Title: The ups and downs of insect life: Circadian rhythms of hormones in the physiology of adult insects
Authors: Michael Cardinal-Aucoin
Affiliation: York University, Toronto, Canada
Abstract: The circadian system profoundly influences the behavior and physiology of adult insects, and its disruption has been associated with reduced reproductive output and lifespan. The central role of hormones within the circadian system of adult insects has become increasingly evident over the past two decades. Previous research in this area has tended to focus on larval insects and the hormonal regulation of development while less attention has been paid to hormonal rhythms in adults.
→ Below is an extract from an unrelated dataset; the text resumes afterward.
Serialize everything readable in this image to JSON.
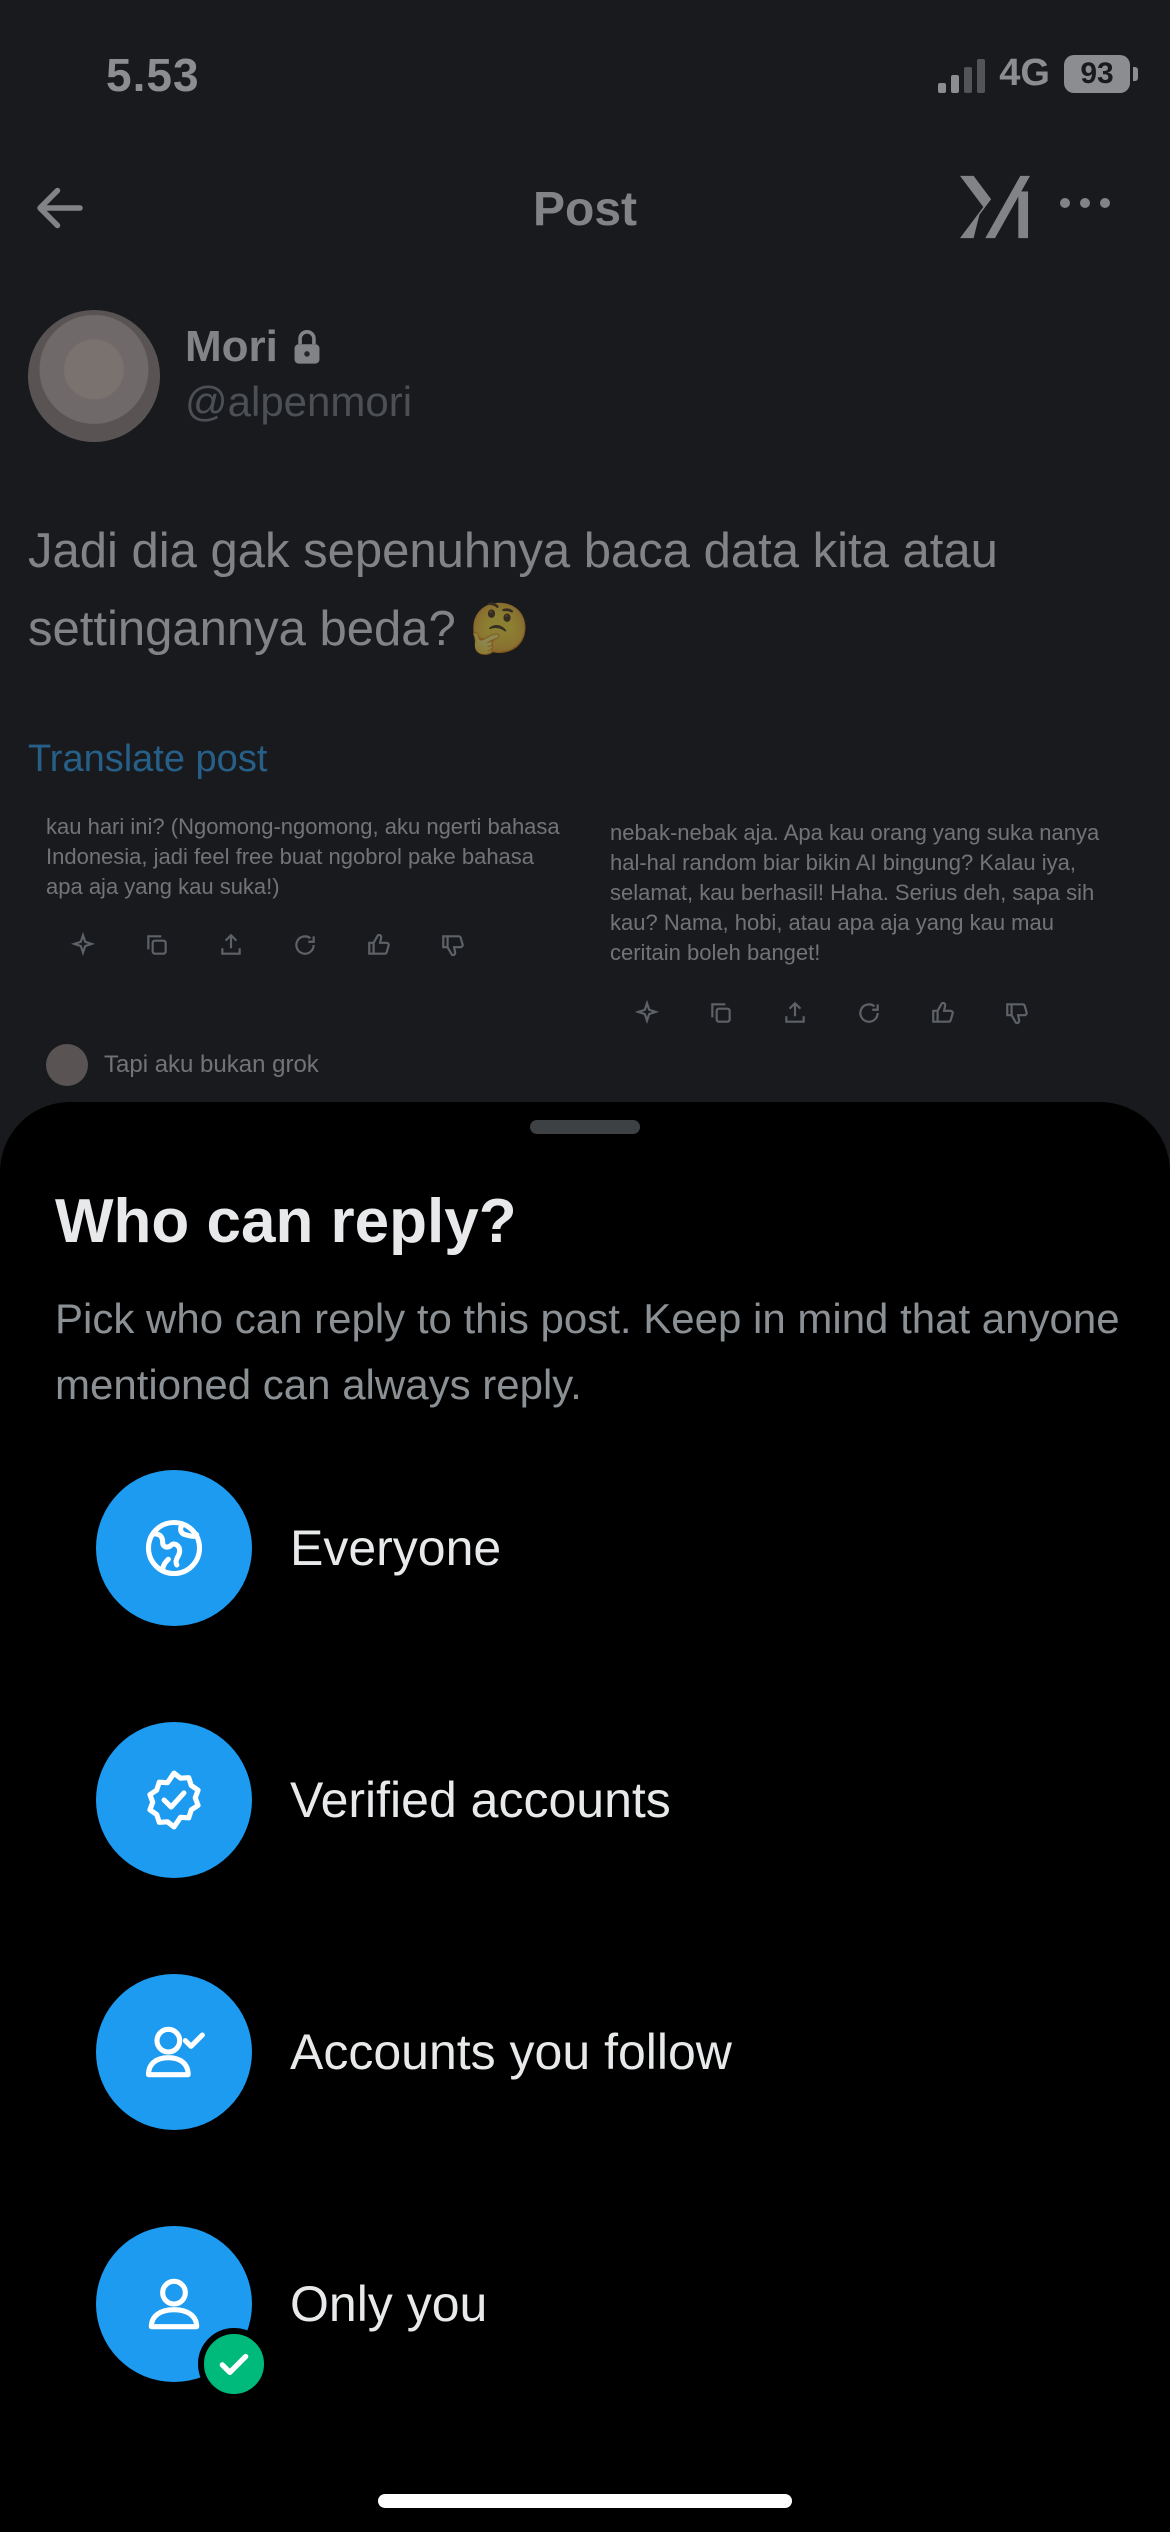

Several major hormones including juvenile hormone (JH), ecdysteroids, and neuropeptides such as pigment dispersing factor (PDF) and insulin-like peptides (ILPs), exhibit rhythmic secretion patterns, tightly regulated by the circadian clock. The neuroendocrine and circadian systems of adult insects are intimately connected both morphologically and functionally. Central clocks in the brain convey external timing cues to brain neurosecretory cells while peripheral clocks, including in endocrine tissues, coordinate numerous processes from metabolism to reproduction. The resulting hormone rhythms allow the communication of important temporal information to the cells and tissues of the adult insect, thus acting as vital mediators in the circadian system. The circadian modulation by hormones of diverse processes from metabolism to reproduction ultimately orchestrates the physiology and behavior of adult insects, shaping their adaptation to dynamic environmental conditions.